Friday, January 10, 2014
Why I think EPI's "missing workers" claim is wrong, and maybe close to impossible
- by New Deal democrat
[Update: graphs and links now added.]
Today we will get the final employment report for 2013, and the alternative claims are already starting. For example, yesterday Naked Capitalsim is claiming that people over 65 are working more because they can't retire. Even though almost every aging Boomer will tell you that they'd like to work part time after 65 to keep mentally active and socially involved. And those who stayed the course with their 401k's since 2008 have more worth in them now than before the recession. And elderly life expectancy has improved dramatically in the last 30 years.
But the real issues are wages and the unemployment rate among working age adults.
Let me start by saying that the current rate remains unacceptably high, and Washington should have done far more (like a new WPA for infrastructure repairs, like Bonddad and I suggested four years ago!). But that doesn't excuse faulty methodology in service to a good cause.
And that's what brings me to the Economic Policy Institute's "missing workers" report", which claims to measure the "real" unemployment rate.This was introduced a few months ago, and has gotten a lot of attention on progressive blogs since. It purports to show that the number of "missing workers" who want a job but have dropped out of the labor force, has continued to increase, to as high as 6 million a few months ago. Unlike virtually every other measure of the unemployment rate, it has shown virtually no improvement in the last 3 years, as shown in their accompanying graph:
There are at least 2 major problems with their methodology. First of all, as I already described several weeks ago, the Census Bureau asks a question in the Household Survey each month designed to elicit exactly what the EPI says it is measuring; namely, those who are "Not in [the] Labor Force, [but] Want [a] Job Now," or series "NILFWJN." Even in the best of times, about 4.6 million people tell the Census Bureau that they fall into that category, as shown in the graph below where I have subtracted that number to norm it to approximately zero in 2006 and 2007, the same average number as the EPI graph [updated with this morning's information]:
Both series follow a similar trajectory through 2011, but the official Census Bureaur data never shows an increase of more than 2.4 million, and declined to 1.2 million in November, whereas EPI shows a total of 6 million in October of this year.
The second problem with the EPI's methodology is that it makes use of the less accurate, more erratic employment number from the Household Survey, rather than the Nonfarm Payrolls employment number from the BLS, which has a much larger sample size. The issue here is that, since January 2012, the payrolls report shows that almost 4 million jobs have been added to the economy. The Household survey, however, shows only 2.8 million jobs added, a deficit of 1.2 million jobs.

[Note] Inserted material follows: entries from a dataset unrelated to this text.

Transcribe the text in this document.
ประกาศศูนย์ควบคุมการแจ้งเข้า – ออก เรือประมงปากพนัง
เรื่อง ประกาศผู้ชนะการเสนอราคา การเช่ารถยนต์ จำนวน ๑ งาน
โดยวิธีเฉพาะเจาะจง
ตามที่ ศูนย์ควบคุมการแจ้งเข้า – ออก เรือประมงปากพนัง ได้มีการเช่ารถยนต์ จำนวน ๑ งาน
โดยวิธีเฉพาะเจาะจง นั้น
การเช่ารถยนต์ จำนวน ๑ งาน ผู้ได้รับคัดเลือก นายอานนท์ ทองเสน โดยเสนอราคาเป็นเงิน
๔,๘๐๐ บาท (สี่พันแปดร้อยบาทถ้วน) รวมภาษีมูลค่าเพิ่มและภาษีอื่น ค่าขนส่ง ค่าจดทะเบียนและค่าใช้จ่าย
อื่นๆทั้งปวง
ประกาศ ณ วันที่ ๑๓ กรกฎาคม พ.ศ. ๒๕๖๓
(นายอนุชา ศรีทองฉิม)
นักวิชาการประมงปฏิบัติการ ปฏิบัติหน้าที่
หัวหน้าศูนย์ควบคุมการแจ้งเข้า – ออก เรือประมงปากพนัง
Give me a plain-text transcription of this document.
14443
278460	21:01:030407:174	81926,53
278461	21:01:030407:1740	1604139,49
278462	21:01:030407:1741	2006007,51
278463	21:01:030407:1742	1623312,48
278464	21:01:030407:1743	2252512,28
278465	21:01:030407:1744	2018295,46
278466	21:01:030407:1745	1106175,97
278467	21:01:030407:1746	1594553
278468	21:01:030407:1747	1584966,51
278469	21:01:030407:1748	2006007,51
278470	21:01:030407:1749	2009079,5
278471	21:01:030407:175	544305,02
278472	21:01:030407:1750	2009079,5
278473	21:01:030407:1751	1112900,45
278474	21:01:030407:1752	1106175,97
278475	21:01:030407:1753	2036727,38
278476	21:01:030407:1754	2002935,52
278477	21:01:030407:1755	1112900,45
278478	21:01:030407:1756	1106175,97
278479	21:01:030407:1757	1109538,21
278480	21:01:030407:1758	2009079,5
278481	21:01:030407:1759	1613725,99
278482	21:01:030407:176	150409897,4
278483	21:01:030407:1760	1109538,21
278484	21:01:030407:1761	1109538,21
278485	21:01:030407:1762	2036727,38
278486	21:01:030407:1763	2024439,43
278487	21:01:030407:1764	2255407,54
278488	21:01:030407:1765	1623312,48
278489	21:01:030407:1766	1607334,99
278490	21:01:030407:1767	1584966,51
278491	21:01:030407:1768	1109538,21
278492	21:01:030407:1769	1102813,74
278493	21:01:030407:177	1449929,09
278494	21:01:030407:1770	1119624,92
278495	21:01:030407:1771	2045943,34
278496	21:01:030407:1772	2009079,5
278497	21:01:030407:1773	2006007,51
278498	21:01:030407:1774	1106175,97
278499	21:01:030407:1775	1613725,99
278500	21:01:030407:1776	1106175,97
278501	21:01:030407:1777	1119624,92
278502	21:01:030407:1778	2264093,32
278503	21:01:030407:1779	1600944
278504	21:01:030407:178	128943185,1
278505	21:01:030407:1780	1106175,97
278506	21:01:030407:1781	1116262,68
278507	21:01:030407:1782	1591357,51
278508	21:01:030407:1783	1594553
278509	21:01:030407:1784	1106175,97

Almost everyone concedes that the nonfarm payrolls employment number is more accurate. Further, most economists expect the more erratic Household Survey number of employed to resolve closer to the trend in the Payrolls report. Ordinarily, that's not a problem.
But because the EPI's "missing workers" methodology compares job growth against a target (projected civilian labor force from 2006), EPI essentially makes that entire 1.2 million difference part of the enhanced unemployment figure. To cut to the chase, if the EPI's report made use of the nonfarm payrolls number for employment, their alternate unemployment measure would have fallen by about an additional 1% in the last couple of years, and would be following a similar downward trajectory as virtually every other measure of unemployment.
In fact, if the nonfarm payrolls reports are accurate, then EPI's measure becomes virtually impossible. That's because, as shown in blue in the graph below, the population increase for those age 16 and over since the beginning of 2010, the bottom for employment in the Great Recession, is about 8 million. The Payrolls report shows 7 million jobs added, or about 87.5% of the entire working age population increase.
For so long as the statistics have been kept, the biggest percentage of the population age 16 and over that has been employed is about 64.5%, which applied to 8 million is 5.2 million:
In other words, even under the most pessimistic scenario that can be concocted using the nonfarm payrolls number, the entire working age population plus about 2.0 million people have found jobs in the last 4 years, and 92% of the 4.3 million growth sonce January 2012, or about 1.2 million more thn the most pessimistic employment to populatioin reading. that is a -0.8% decline in the unemployment rate even before we take into account retiring Boomers, just in the last 22 months. But the EPI measure only reigsters a decline of -0.3%, including retiring Boomers.
Put another way, if the nonfarm payrolls numbers have been correct, the number of total unemployed including those so discouraged they stopped looking for owrk should have decreased by several million since the beginning of 2012.. And yet the EPI measure has the total number of missing unemployed workers rises almost relentlessly throughout that period, almost completely offsetting the number of officially unemployed workers. That's not just wrong, if the nonfarm payrolls report is correct, it's impossible.
Maybe EPI has good explanations for these issues. But without more, it is difficult to see why we shouldn't just accept the official Census Bureau report of those who say they aren't looking (and so aren't in the labor force), but want a job now. The number will be updated later this morning, and I'll have an updated graph that includes that measure for both the U-3 and U-6 (part time and marginally attached workers) metrics.